Мама и подруги утверждали, что материнство — величайшее счастье на свете. Рене покачала головой. Это ложь, обман. Так говорят, потому что ты неожиданно пополнила ряды тех дурочек, которые понятия не имели, что их ждет после того, как свадьба сыграна, добрые пожелания выслушаны и коробки с подарками, обёрнутые в красивую бумагу и обвязанные красивыми бело-голубыми лентами, открыты. Ритуал посвящения в клуб замужних женщин символизировали благоухающие пионы и золотистый бисквитный торт с белой сахарной глазурью, сформованной в виде высоких заснеженных горных пиков — ни дать ни взять вулкан Бейкер [Гора Бейкер (Mount Baker) — гора на севере штата Вашингтон в Каскадных горах в лесном заповеднике Маунт-Бейкер.].
Самый лучший торт на свете.
До того вкусный, что люди, съев один кусок, по глупости брали второй, третий.
Хотя понимали, что это вредно.
Карсон была очаровательной малышкой. Рене это знала, потому что ей о том постоянно твердили мама, сестра, все её друзья. Даже незнакомые люди в супермаркете «Хагген» у подножия холма Сихом. Да, у Карсон были большие карие глаза и длиннющие ресницы, которыми она, казалось, щекотала тех, кто ею любовался. Но вот была ли она очаровательной? Рене не воспринимала дочь в таком ключе. Глядя на девочку, которая кричала по ночам и без умолку вопила с раннего утра до позднего вечера, она недоумевала: неужели этот ребенок — частичка её самой?
И его.
Его. Отца малышки. Кирк Лейн, еще до того, как она разрешилась от бремени, доказал, что его любовь ничего не стоит. А ведь клялся:
— Я буду рядом с тобой, детка.
Лжец!
По мере того, как живот её раздувался, словно попкорн, росла и её неприязнь к Кирку. Зубы у него были какие-то мелкие.
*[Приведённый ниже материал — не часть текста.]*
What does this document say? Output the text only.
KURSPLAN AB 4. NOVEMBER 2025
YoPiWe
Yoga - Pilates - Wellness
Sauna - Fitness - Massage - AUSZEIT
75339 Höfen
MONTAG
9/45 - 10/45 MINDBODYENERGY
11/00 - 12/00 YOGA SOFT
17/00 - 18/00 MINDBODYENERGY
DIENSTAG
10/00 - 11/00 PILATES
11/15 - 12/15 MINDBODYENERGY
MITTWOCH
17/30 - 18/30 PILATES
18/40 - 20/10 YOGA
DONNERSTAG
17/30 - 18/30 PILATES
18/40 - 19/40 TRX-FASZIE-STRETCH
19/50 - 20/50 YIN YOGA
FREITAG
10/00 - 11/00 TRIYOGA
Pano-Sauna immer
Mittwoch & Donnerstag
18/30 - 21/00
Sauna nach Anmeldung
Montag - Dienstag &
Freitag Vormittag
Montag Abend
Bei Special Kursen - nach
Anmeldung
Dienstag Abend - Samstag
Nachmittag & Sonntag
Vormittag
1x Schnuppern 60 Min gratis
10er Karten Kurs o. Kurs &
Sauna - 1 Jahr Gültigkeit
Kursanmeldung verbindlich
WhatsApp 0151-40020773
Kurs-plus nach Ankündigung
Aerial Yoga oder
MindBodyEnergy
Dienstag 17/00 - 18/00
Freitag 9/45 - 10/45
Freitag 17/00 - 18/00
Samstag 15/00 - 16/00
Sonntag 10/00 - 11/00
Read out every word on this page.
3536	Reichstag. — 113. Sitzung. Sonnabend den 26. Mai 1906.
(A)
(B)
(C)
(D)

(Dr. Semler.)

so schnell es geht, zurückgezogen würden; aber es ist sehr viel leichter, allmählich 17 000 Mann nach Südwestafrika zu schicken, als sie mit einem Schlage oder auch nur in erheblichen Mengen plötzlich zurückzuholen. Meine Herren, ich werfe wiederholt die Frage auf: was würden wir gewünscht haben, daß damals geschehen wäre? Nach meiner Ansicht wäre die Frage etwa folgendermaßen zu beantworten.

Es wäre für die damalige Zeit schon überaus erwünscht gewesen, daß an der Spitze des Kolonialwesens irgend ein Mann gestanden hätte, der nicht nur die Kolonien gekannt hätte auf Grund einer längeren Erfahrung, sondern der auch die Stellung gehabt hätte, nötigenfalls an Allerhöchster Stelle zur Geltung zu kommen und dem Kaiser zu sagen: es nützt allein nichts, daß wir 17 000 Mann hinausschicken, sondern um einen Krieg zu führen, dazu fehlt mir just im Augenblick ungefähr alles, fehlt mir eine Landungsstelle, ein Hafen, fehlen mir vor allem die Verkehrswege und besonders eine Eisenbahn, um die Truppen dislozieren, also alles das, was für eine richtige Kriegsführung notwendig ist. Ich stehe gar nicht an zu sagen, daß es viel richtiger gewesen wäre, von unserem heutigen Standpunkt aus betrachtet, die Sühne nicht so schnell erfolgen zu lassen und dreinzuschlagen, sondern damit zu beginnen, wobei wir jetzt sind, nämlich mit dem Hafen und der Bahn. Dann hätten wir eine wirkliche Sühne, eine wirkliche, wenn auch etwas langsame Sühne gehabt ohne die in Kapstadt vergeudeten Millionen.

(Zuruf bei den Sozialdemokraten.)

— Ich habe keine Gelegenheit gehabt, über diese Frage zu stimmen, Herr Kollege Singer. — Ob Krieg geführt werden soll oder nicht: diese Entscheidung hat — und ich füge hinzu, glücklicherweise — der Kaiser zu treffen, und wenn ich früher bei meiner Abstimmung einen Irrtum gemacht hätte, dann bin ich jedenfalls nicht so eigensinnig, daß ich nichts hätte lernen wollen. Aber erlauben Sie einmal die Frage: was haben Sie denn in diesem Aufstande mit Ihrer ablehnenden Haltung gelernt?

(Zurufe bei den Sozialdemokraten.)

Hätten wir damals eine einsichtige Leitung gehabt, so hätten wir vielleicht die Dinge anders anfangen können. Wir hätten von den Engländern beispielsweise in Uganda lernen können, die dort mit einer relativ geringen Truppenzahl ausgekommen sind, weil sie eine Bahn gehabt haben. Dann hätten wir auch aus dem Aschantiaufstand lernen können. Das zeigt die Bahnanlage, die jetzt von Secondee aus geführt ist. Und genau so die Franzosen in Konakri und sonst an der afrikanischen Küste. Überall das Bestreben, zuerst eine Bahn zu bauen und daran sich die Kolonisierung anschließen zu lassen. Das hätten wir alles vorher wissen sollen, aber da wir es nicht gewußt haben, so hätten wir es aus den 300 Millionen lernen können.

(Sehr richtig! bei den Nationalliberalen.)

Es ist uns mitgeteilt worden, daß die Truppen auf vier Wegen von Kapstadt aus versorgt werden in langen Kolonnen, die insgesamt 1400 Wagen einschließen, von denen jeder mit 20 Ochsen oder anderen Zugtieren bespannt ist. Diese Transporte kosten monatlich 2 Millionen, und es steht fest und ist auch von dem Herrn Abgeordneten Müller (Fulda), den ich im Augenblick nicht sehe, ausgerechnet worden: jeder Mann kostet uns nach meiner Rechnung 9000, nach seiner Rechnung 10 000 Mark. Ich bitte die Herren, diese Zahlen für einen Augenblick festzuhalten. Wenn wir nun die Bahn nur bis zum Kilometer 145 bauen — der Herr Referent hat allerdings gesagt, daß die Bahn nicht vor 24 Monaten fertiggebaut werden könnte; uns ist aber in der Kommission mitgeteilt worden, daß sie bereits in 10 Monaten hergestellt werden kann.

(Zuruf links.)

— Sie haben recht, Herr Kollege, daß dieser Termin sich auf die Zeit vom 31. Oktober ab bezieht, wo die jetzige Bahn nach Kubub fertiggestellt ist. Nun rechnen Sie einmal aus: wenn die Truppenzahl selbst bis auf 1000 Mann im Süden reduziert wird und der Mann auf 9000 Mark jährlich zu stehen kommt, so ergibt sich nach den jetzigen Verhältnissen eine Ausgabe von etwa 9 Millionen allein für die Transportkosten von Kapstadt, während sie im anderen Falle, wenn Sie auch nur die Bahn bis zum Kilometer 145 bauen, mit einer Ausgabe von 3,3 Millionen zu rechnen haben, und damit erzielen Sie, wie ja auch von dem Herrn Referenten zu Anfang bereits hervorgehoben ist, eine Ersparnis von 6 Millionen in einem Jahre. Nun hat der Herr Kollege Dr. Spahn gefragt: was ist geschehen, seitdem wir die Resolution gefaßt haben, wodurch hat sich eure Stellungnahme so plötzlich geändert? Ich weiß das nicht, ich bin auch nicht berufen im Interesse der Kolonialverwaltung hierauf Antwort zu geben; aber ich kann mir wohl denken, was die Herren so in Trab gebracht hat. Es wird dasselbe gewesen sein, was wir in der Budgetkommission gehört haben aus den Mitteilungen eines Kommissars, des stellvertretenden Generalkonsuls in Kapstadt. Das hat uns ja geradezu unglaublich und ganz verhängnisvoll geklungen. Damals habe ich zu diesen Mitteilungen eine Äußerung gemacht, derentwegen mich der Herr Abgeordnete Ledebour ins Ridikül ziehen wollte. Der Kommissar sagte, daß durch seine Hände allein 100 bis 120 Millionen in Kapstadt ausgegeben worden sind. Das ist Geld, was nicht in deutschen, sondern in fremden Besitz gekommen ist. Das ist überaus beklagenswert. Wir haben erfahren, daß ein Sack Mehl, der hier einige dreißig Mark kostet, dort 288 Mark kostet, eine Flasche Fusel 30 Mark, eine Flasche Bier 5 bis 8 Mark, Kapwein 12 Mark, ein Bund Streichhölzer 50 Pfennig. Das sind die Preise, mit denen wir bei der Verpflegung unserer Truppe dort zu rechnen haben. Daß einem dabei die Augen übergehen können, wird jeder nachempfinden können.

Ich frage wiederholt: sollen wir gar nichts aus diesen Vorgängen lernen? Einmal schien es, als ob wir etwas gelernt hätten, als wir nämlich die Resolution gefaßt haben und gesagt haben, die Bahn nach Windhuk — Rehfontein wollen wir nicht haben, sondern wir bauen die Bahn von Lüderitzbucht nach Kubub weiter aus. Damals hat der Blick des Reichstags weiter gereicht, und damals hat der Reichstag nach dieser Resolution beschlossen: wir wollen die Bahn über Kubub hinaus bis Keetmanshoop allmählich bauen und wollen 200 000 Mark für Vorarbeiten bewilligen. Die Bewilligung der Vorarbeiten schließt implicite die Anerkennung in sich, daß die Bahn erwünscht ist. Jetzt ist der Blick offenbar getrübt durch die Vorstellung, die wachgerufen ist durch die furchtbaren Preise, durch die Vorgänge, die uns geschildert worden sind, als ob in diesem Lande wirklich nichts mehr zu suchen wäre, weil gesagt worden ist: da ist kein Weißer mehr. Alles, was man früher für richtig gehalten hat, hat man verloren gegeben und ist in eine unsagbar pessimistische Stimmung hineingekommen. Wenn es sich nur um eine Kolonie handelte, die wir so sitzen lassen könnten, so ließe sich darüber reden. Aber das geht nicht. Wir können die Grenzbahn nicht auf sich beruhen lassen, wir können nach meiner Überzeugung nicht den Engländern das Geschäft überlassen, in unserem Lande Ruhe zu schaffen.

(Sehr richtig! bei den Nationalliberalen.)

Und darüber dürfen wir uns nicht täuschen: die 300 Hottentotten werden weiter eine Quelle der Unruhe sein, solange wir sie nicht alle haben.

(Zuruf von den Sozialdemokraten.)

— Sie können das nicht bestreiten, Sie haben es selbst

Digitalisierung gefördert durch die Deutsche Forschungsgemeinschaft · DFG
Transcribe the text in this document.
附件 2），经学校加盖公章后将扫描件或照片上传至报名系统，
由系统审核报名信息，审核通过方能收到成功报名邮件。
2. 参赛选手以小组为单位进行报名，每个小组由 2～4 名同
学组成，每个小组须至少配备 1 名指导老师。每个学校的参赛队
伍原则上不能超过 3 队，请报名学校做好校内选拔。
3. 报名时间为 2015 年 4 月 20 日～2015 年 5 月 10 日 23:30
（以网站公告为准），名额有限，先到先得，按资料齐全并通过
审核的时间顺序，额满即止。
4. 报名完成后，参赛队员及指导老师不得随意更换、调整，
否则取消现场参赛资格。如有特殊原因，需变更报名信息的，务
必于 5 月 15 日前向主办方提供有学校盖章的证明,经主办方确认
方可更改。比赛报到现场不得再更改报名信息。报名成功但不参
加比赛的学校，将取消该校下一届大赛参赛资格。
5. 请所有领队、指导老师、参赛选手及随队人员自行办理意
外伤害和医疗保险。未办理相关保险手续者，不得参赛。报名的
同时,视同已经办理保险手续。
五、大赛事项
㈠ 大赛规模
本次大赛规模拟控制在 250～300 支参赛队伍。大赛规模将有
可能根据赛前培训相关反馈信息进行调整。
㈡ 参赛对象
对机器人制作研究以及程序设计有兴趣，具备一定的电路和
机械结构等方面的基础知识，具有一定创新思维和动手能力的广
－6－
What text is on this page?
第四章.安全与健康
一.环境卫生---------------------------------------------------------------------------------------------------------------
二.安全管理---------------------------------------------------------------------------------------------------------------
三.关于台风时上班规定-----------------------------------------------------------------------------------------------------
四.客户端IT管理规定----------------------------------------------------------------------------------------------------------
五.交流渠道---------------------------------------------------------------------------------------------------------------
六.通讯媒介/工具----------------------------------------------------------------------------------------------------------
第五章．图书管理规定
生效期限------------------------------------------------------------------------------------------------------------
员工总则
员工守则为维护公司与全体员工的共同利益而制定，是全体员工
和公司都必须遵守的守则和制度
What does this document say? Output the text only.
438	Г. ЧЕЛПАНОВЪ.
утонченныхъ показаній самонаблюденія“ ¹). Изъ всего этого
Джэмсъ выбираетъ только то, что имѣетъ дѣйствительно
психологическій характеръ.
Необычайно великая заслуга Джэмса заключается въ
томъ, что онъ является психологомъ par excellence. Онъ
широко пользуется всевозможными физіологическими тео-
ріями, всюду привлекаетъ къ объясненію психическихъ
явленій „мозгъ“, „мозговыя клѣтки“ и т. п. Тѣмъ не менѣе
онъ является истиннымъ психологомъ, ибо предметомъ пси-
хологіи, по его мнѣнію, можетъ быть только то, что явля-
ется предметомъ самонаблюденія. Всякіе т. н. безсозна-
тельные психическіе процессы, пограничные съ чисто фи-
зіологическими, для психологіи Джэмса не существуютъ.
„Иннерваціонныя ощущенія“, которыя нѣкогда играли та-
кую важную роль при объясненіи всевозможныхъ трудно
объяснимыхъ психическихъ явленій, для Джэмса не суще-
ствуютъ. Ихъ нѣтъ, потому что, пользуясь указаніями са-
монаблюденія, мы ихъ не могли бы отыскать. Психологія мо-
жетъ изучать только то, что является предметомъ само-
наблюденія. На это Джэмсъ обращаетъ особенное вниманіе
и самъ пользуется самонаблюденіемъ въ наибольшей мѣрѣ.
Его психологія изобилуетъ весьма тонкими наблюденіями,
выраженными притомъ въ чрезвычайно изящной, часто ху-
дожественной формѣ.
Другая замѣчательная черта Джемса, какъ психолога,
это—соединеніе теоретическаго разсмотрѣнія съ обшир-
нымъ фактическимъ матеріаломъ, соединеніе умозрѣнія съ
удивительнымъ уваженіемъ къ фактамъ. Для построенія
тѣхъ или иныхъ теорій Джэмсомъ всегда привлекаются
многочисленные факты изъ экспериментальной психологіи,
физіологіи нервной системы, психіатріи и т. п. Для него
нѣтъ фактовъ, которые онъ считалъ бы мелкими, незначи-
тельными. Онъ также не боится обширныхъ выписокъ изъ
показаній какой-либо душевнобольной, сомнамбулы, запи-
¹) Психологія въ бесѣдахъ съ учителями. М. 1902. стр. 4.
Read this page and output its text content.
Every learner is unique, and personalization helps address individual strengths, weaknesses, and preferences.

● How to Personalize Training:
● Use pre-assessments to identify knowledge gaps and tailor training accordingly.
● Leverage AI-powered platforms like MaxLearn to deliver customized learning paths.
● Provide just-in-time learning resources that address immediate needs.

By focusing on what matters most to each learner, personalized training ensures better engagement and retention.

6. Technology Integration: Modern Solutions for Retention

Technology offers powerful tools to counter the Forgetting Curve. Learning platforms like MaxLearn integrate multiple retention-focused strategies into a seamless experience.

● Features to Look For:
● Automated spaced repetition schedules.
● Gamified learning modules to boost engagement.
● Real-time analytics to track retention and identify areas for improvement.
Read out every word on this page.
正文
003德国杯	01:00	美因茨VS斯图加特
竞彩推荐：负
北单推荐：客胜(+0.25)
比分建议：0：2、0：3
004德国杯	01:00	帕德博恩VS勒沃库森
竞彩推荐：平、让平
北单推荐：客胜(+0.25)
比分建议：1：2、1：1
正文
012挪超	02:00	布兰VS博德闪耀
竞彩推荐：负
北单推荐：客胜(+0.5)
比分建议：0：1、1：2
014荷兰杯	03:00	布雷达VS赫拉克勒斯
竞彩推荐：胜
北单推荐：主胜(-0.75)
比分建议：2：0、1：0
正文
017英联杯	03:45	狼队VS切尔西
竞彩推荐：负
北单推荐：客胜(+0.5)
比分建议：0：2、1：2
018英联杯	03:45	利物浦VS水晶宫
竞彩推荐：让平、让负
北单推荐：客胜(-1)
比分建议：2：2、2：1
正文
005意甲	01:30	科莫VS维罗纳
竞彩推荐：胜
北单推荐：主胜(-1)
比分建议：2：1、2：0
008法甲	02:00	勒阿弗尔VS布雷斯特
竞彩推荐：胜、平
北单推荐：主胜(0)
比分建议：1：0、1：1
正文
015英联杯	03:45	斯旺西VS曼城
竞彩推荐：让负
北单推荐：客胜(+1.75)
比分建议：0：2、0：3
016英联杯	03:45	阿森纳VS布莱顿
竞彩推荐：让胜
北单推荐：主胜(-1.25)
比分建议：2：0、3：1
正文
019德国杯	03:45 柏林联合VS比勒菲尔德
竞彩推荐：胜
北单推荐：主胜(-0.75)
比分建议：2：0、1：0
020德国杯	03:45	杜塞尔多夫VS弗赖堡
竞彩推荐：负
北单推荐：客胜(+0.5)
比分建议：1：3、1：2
Глаза тусклые, почти мутные, как у старой псины, которую последний раз заводят в специальную комнатку без окон в ветеринарной клинике, где хозяева, с плачем, навсегда прощаются со своими питомцами. От Кирка даже запах исходил специфический, от которого Рене во втором триместре стало выворачивать наизнанку.
Дочери она дала имя, считавшееся традиционным в их семье, — Карсон. Самое смешное, как отмечали некоторые, сама Рене по имени её редко называла. Говоря о ней, обычно употребляла «она» или «ребёнок», а пару раз поймала себя на том, что использовала слово «эта».
Мама, однажды услышав это, ужаснулась:
— Рене!
— Что? — как ни в чем не бывало отозвалась она, хотя прекрасно понимала, что маму возмутило её странное отношение к дочери, которое она неизменно демонстрировала с тех пор, как принесла Карсон из родильного дома. Пренебрежительное «эта» машинально слетело у неё с языка во время очередного из бесконечных разговоров с мамой, в ходе которого она пыталась выполнить сразу тысячу дел.
Теперь придется расплачиваться за свои грехи.
Рене просматривала в телефоне объявления с предложениями о работе, цепляясь за хрупкую надежду, что смена трудовой деятельности выведет её из состояния паники, которая теперь правила её жизнью. Наконец она оторвала глаза от дисплея и увидела, что мама смотрит на неё, смотрит тем же взглядом, каким соблазнила её завести ребенка.